Crowe [12] used an unstructured neural network to learn air combat maneuvers through observation of a pilot of an F-16 simulator in a combat exercise. His ARCADE neural network system is based on a back propagation architecture, and employs a hidden layer of 15 nodes. The inputs are in terms of angles, ranges and velocities, while the outputs are the lateral and axial acceleration commands to the aircraft. However, rather than train it in observation of a human, it was set to observe the performance of a Lead Pursuit/Intercept algorithm over a wide variety of starting geometries.

While the

author declares the project a success, no empirical data are provided to justify that contention.

Pomerleau et al [13] also used an unstructured neural network to learn by observing a vehicle following the road (as driven by a human), and then control the vehicle itself at a later time. The interesting aspects of this project, called ALVINN, is its use of actual video images, rather than derived terrain features, and that it used a real vehicle, rather than a simulation. However, the task being duplicated was not heavily cognitive in nature, as the requirement was that the vehicle remain on the road. Baluja [14] provides a more detailed description of the ALVINN system.

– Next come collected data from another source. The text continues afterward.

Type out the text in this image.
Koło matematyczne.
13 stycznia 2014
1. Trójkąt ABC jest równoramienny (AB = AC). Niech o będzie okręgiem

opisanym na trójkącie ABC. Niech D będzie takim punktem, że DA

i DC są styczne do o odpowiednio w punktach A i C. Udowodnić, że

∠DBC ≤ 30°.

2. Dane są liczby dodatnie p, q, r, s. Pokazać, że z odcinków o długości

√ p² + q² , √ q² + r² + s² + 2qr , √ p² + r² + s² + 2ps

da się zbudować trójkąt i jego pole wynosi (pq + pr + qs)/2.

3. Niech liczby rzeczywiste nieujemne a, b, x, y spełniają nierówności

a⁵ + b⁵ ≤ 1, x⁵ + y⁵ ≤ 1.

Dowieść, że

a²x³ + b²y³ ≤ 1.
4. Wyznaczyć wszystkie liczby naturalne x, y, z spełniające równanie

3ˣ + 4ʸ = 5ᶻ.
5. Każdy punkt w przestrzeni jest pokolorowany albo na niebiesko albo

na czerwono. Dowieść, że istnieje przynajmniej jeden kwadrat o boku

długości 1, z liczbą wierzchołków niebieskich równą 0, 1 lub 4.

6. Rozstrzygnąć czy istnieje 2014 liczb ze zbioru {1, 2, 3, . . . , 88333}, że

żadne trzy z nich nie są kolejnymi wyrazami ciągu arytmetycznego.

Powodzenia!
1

Our approach is to develop a Situational Awareness Module (SAM - see Figure 1) to provide a hybrid structure and therefore handle the complex reasoning required to associate expert actions to the current environmental state. It senses the changing environmental stimuli and monitors the expert’s reaction to this change. The main responsibilities of this module are two-fold: clarifying the current state; and learning the implicit expert actions and skills necessary to remedy the situation. It modularizes implicit knowledge as a finite group of skills that can be observed and learned using neural networks. Furthermore, it applies high level symbolic knowledge to generalize and replay what is learned. Previous experiences and current knowledge in its knowledge base are used to formulate new situational knowledge. Its knowledge base is augmented with easily accessible explicit knowledge provided by a knowledge engineer or other sources of inputs such as books (e.g., driver's education book). The explicit knowledge is used to help the system generalize the learned actions to handle more complex situations not previously encountered.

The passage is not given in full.